Bug 167301 - Extend style:script-type hinting to more character ranges
Summary: Extend style:script-type hinting to more character ranges
Status: NEW
Alias: None
Product: LibreOffice
Classification: Unclassified
Component: Writer (show other bugs)
Version:
(earliest affected)
25.8.0.0 alpha0+
Hardware: All All
: medium normal
Assignee: Not Assigned
URL:
Whiteboard:
Keywords:
Depends on: 129038 132000
Blocks: Script-Assignment
  Show dependency treegraph
 
Reported: 2025-06-30 13:31 UTC by Jonathan Clark
Modified: 2025-06-30 17:56 UTC (History)
1 user (show)

See Also:
Crash report or crash signature:


Attachments

Note You need to log in before you can comment on or make changes to this bug.
Description Jonathan Clark 2025-06-30 13:31:06 UTC
Currently, our implementation of style:script-type only affects the appearance of characters that are unmapped to a script type per the ODF specification (see ODF 1.3 Table 22). Although this implementation technically complies with the standard, it ignores many characters that users may reasonably want to override our default behavior, such as numerals and certain mathematical symbols.

We should investigate how to safely expand style:script-type to cover more characters. For the benefit of interoperability, we should also evaluate the algorithm described in the OOXML standard (ECMA-376-1:2016 17.3.2.26).
Comment 1 Eyal Rozenberg 2025-06-30 17:20:42 UTC
I'd say the mapping by the standard is just plain wrong for many of those characters.
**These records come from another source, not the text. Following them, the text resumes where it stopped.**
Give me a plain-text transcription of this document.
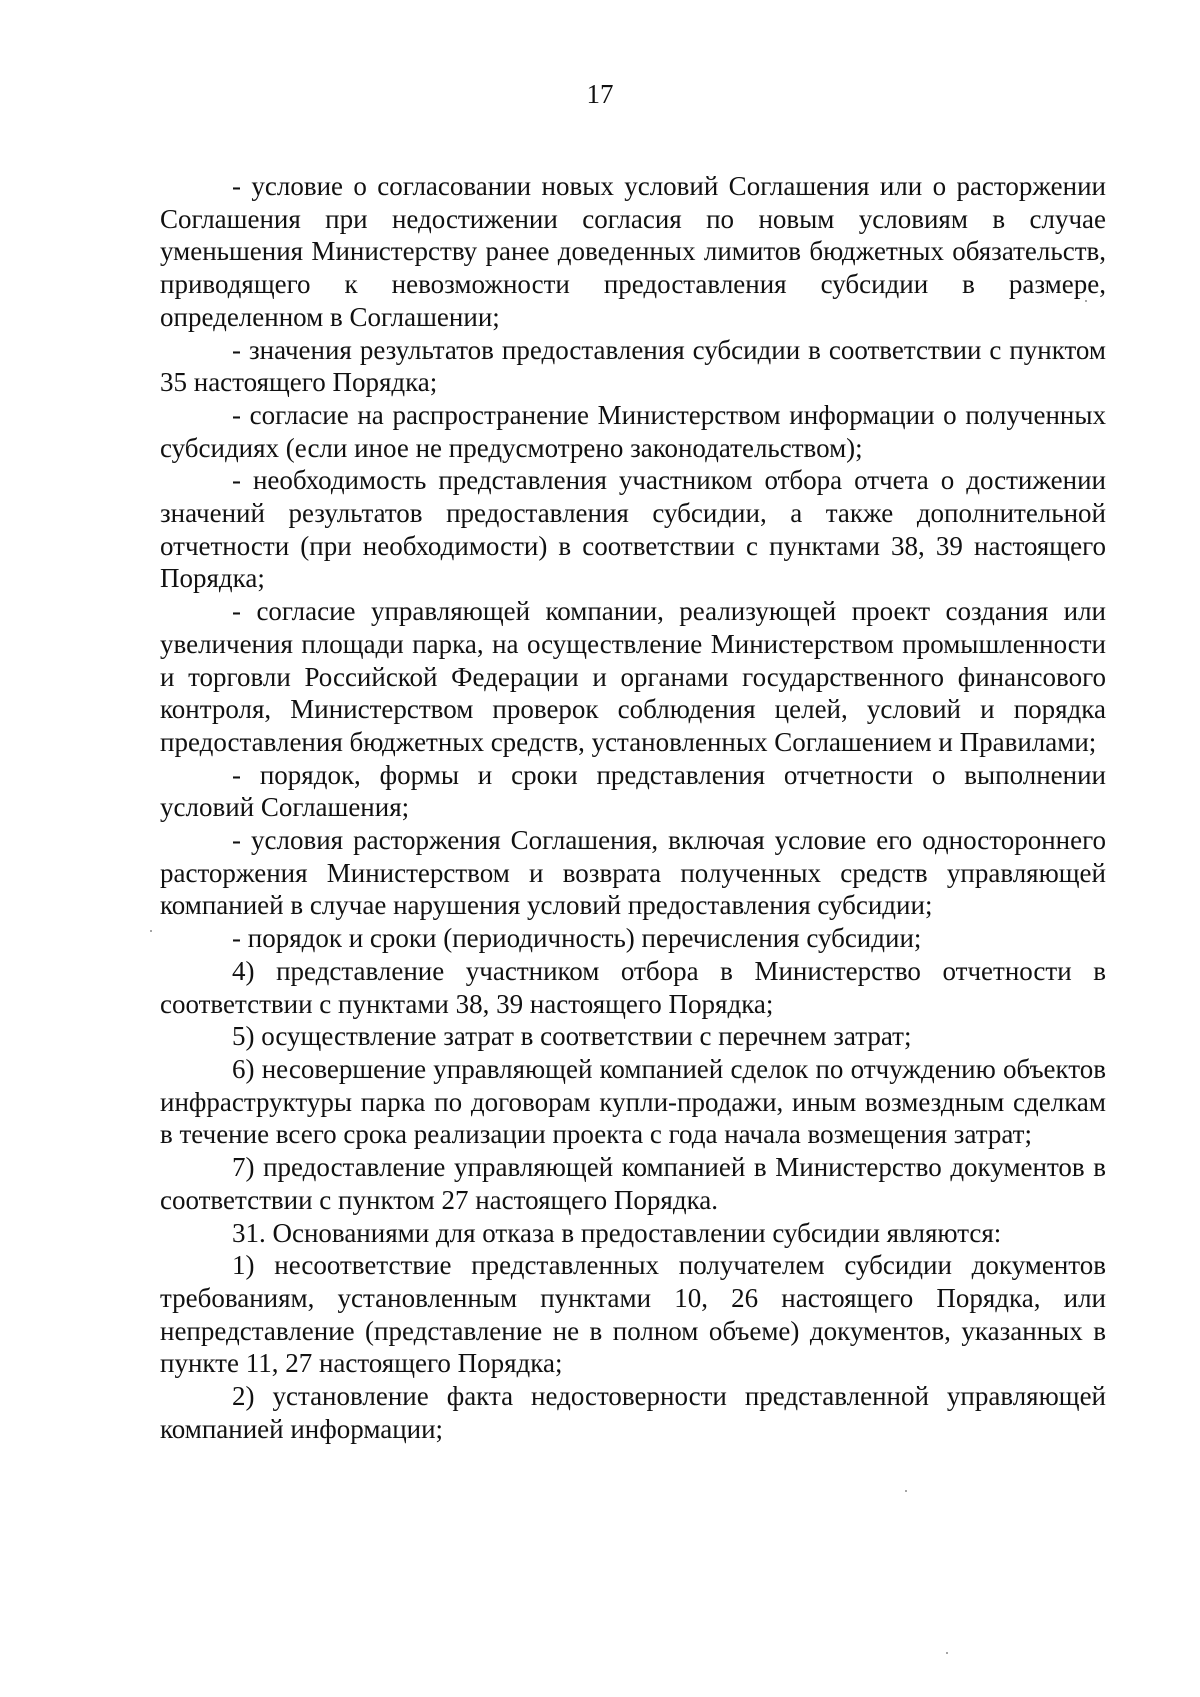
17

- условие о согласовании новых условий Соглашения или о расторжении Соглашения при недостижении согласия по новым условиям в случае уменьшения Министерству ранее доведенных лимитов бюджетных обязательств, приводящего к невозможности предоставления субсидии в размере, определенном в Соглашении;

- значения результатов предоставления субсидии в соответствии с пунктом 35 настоящего Порядка;

- согласие на распространение Министерством информации о полученных субсидиях (если иное не предусмотрено законодательством);

- необходимость представления участником отбора отчета о достижении значений результатов предоставления субсидии, а также дополнительной отчетности (при необходимости) в соответствии с пунктами 38, 39 настоящего Порядка;

- согласие управляющей компании, реализующей проект создания или увеличения площади парка, на осуществление Министерством промышленности и торговли Российской Федерации и органами государственного финансового контроля, Министерством проверок соблюдения целей, условий и порядка предоставления бюджетных средств, установленных Соглашением и Правилами;

- порядок, формы и сроки представления отчетности о выполнении условий Соглашения;

- условия расторжения Соглашения, включая условие его одностороннего расторжения Министерством и возврата полученных средств управляющей компанией в случае нарушения условий предоставления субсидии;

- порядок и сроки (периодичность) перечисления субсидии;

4) представление участником отбора в Министерство отчетности в соответствии с пунктами 38, 39 настоящего Порядка;

5) осуществление затрат в соответствии с перечнем затрат;

6) несовершение управляющей компанией сделок по отчуждению объектов инфраструктуры парка по договорам купли-продажи, иным возмездным сделкам в течение всего срока реализации проекта с года начала возмещения затрат;

7) предоставление управляющей компанией в Министерство документов в соответствии с пунктом 27 настоящего Порядка.

31. Основаниями для отказа в предоставлении субсидии являются:

1) несоответствие представленных получателем субсидии документов требованиям, установленным пунктами 10, 26 настоящего Порядка, или непредставление (представление не в полном объеме) документов, указанных в пункте 11, 27 настоящего Порядка;

2) установление факта недостоверности представленной управляющей компанией информации;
Since when are numerals and punctuation marks "western"?

I would suggest we have a list of choices regarding the Unicode character mapping scheme, in Tools > Options > Languages and Locales : It could have 3 items:

* LibreOffice heuristic
* ODF 1.4 §20.358 Table 23 mapping
* ECMA-376-1:2016 OOXML 17.3.2.26 mapping (or whatever MSO is using)
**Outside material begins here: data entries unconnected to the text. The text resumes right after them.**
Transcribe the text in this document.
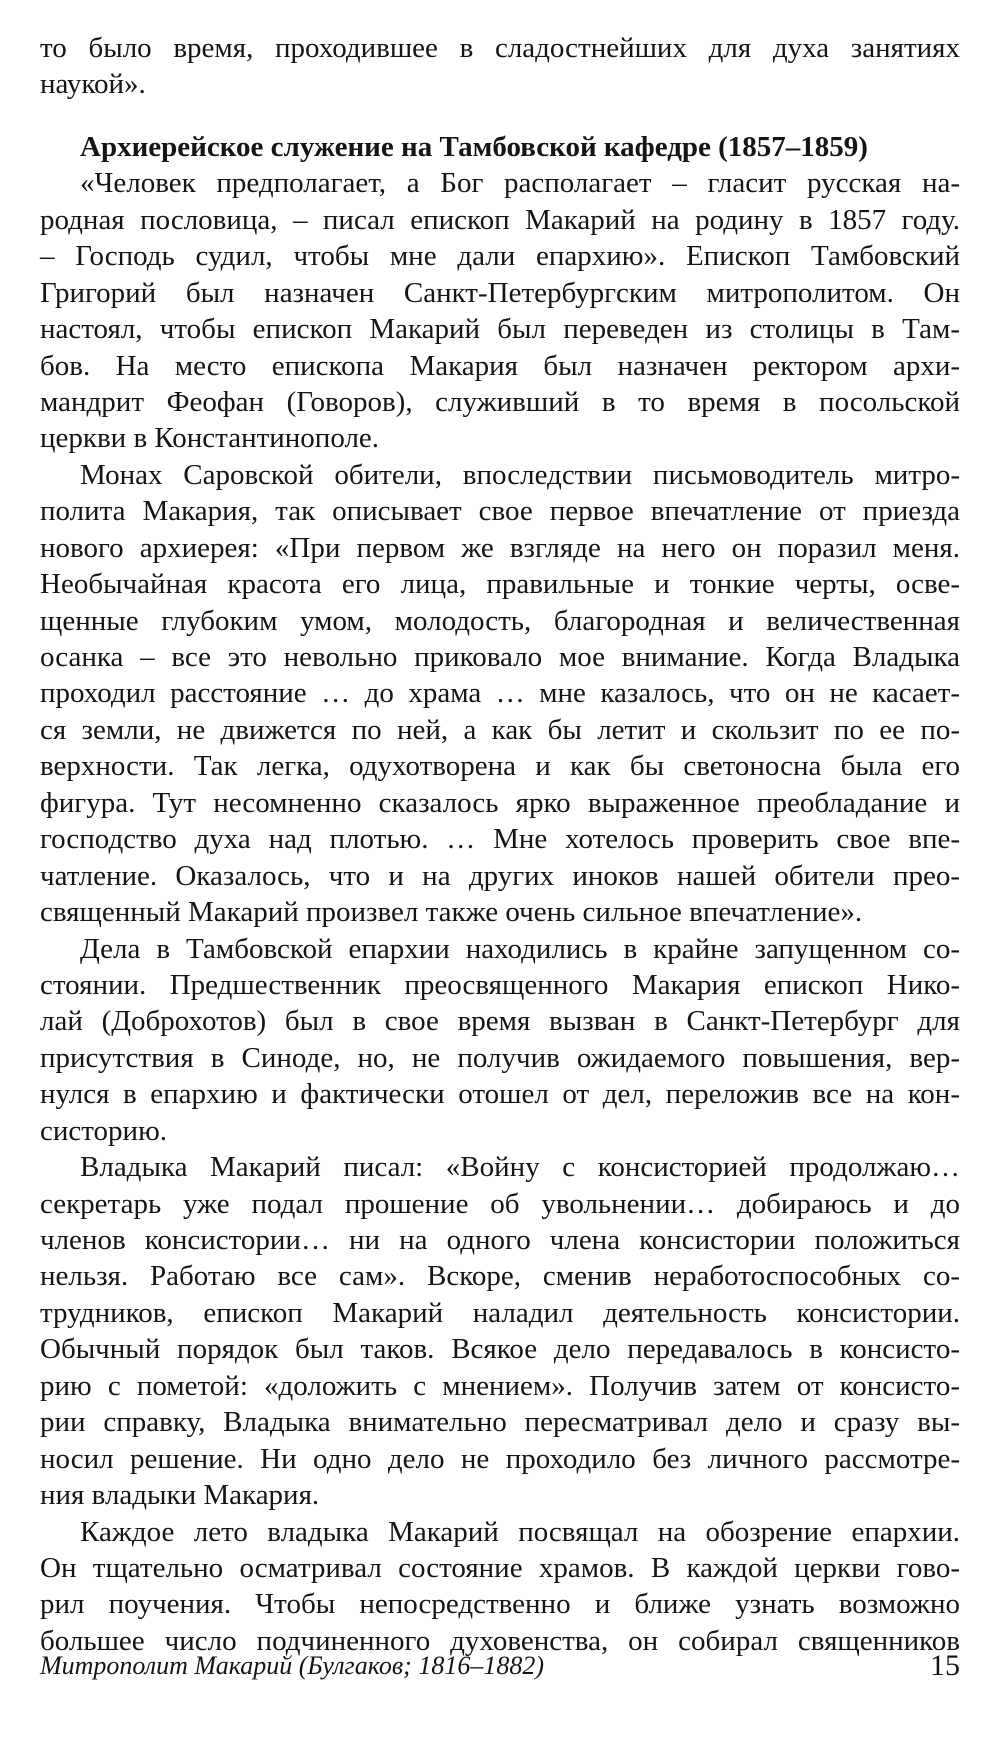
то было время, проходившее в сладостнейших для духа занятиях
наукой».
Архиерейское служение на Тамбовской кафедре (1857–1859)
«Человек предполагает, а Бог располагает – гласит русская на-
родная пословица, – писал епископ Макарий на родину в 1857 году.
– Господь судил, чтобы мне дали епархию». Епископ Тамбовский
Григорий был назначен Санкт-Петербургским митрополитом. Он
настоял, чтобы епископ Макарий был переведен из столицы в Там-
бов. На место епископа Макария был назначен ректором архи-
мандрит Феофан (Говоров), служивший в то время в посольской
церкви в Константинополе.
Монах Саровской обители, впоследствии письмоводитель митро-
полита Макария, так описывает свое первое впечатление от приезда
нового архиерея: «При первом же взгляде на него он поразил меня.
Необычайная красота его лица, правильные и тонкие черты, осве-
щенные глубоким умом, молодость, благородная и величественная
осанка – все это невольно приковало мое внимание. Когда Владыка
проходил расстояние … до храма … мне казалось, что он не касает-
ся земли, не движется по ней, а как бы летит и скользит по ее по-
верхности. Так легка, одухотворена и как бы светоносна была его
фигура. Тут несомненно сказалось ярко выраженное преобладание и
господство духа над плотью. … Мне хотелось проверить свое впе-
чатление. Оказалось, что и на других иноков нашей обители прео-
священный Макарий произвел также очень сильное впечатление».
Дела в Тамбовской епархии находились в крайне запущенном со-
стоянии. Предшественник преосвященного Макария епископ Нико-
лай (Доброхотов) был в свое время вызван в Санкт-Петербург для
присутствия в Синоде, но, не получив ожидаемого повышения, вер-
нулся в епархию и фактически отошел от дел, переложив все на кон-
систорию.
Владыка Макарий писал: «Войну с консисторией продолжаю…
секретарь уже подал прошение об увольнении… добираюсь и до
членов консистории… ни на одного члена консистории положиться
нельзя. Работаю все сам». Вскоре, сменив неработоспособных со-
трудников, епископ Макарий наладил деятельность консистории.
Обычный порядок был таков. Всякое дело передавалось в консисто-
рию с пометой: «доложить с мнением». Получив затем от консисто-
рии справку, Владыка внимательно пересматривал дело и сразу вы-
носил решение. Ни одно дело не проходило без личного рассмотре-
ния владыки Макария.
Каждое лето владыка Макарий посвящал на обозрение епархии.
Он тщательно осматривал состояние храмов. В каждой церкви гово-
рил поучения. Чтобы непосредственно и ближе узнать возможно
большее число подчиненного духовенства, он собирал священников
Митрополит Макарий (Булгаков; 1816–1882)	15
The LO heuristic would be whatever modifications we decide we want to make on the ODF table.

If the Unicode consortium defines which characters are strongly associated with one or a set of languagues, we could compose that mapping with our language-to-language-group mapping (which we have, right?), - so that if the languages aren't fully within a single language group, we try to apply the hint to choose between the groups. That could be a fourth  and call that a fourth option, "Unicode-consortium-based". Or just use that ourselves and drop the "LO Heuristic" option.
Comment 2 Eyal Rozenberg 2025-06-30 17:51:20 UTC Comment hidden (invalid, obsolete)
Comment 3 Jonathan Clark 2025-06-30 17:56:28 UTC
(In reply to Eyal Rozenberg from comment #1)
> I'd say the mapping by the standard is just plain wrong for many of those
> characters. Since when are numerals and punctuation marks "western"?
> 
> I would suggest we have a list of choices regarding the Unicode character
> mapping scheme, in Tools > Options > Languages and Locales : It could have 3
> items:
> 
> * LibreOffice heuristic
> * ODF 1.4 §20.358 Table 23 mapping
> * ECMA-376-1:2016 OOXML 17.3.2.26 mapping (or whatever MSO is using)

I'm worried it might be asking too much to expect users to have an opinion about this. I'm in favor of an OOXML compatibility flag once our implementation is robust enough that the differences start to matter, but only because we can make that choice for the user automatically when they open a DOCX file.

> If the Unicode consortium defines which characters are strongly associated
> with one or a set of languagues, we could compose that mapping with our
> language-to-language-group mapping (which we have, right?), - so that if the
> languages aren't fully within a single language group, we try to apply the
> hint to choose between the groups. That could be a fourth  and call that a
> fourth option, "Unicode-consortium-based". Or just use that ourselves and
> drop the "LO Heuristic" option.

Unicode doesn't have an opinion about language, but they do associate characters with scripts. The ODF/OOXML standards already obey Unicode for the most part, with the exception of mishandling the "common" script type.